Personally I think both FDR and Churchill were well worth while and not to forget harry Truman who told exactly as he saw it. Eisenhower wasn't bad either. These men compared to the last 40 years , contributed a great deal.
Actually, FDR was among the biggest and best bullsh!t artists in the history of politics during his presidential campaign and his first term as President. He pretended to be the savior of the working class; but he actually was an arrogant, elitist aristocrat who held the unwashed masses in disdain. (He did genuinely warm up to them later in his presidency, however.)
In 1934, FDR did everything he could to try to force New York City Mayor Fiorello LaGuardia to fire Robert Moses, even to the extent of ordering Harold Ickes to veto any PWA (Public Works Administration) programs intended for New York City as long as Moses was in office.
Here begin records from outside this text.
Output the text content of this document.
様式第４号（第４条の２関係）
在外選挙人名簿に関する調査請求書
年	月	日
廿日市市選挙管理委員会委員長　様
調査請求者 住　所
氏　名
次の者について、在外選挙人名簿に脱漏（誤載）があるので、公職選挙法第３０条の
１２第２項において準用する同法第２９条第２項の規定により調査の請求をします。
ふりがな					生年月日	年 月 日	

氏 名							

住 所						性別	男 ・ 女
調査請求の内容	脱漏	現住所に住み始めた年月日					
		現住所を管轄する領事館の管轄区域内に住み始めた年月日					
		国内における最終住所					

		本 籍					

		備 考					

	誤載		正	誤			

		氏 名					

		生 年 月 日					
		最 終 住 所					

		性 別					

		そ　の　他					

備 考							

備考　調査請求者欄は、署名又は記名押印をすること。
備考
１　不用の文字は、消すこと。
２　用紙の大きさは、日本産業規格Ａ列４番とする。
He even had Ickes issue an Administrative Order (No. 129, issued on December 26, 1934, in case you want to fact-check me) that was specially crafted to make sure that New York City received no PWA funds as long as Moses was in office.
Moses eventually went public with FDR's extortion attempt, and FDR's acts were universally condemned by both the press and the people. Ultimately, FDR had to back down in humiliating defeat. It was perhaps the most embarrassing moment of his presidency, and it revealed a great deal about what a conniving, ruthless bully he was.
But the reason why FDR hated Robert Moses is even more telling. FDR hated Moses because he had built parks, beaches, and roads on Long Island and in Westchester County, thus making the majestic and formerly exclusive playgrounds of super-wealthy aristocrats like himself accessible to the riff-raff. He despised Moses for that. But he still managed to convincingly play the part of champion of the working class when he ran for office.
Even most of his many social programs and labor reforms were planks carefully selected from the platforms of the SPUSA and other Left-wing parties. The combined Communist, Socialist, and Labor parties were by far the fastest-growing political segment in America in the late 19th and early 20th Centuries, and there was a very good chance that American workers would go the way of the Bolsheviks if something wasn't done very quickly. FDR, the wealthy capitalist, threw them just enough bones to keep them from overthrowing capitalism entirely.
I could go on about FDR, but that would make this post Spin Zone material; and said Zone being no more, the thread would most likely be closed. Suffice it to say that FDR's greatest accomplishment may well have been how effectively he deceived the working people of the nation into believing that he gave a **** about them.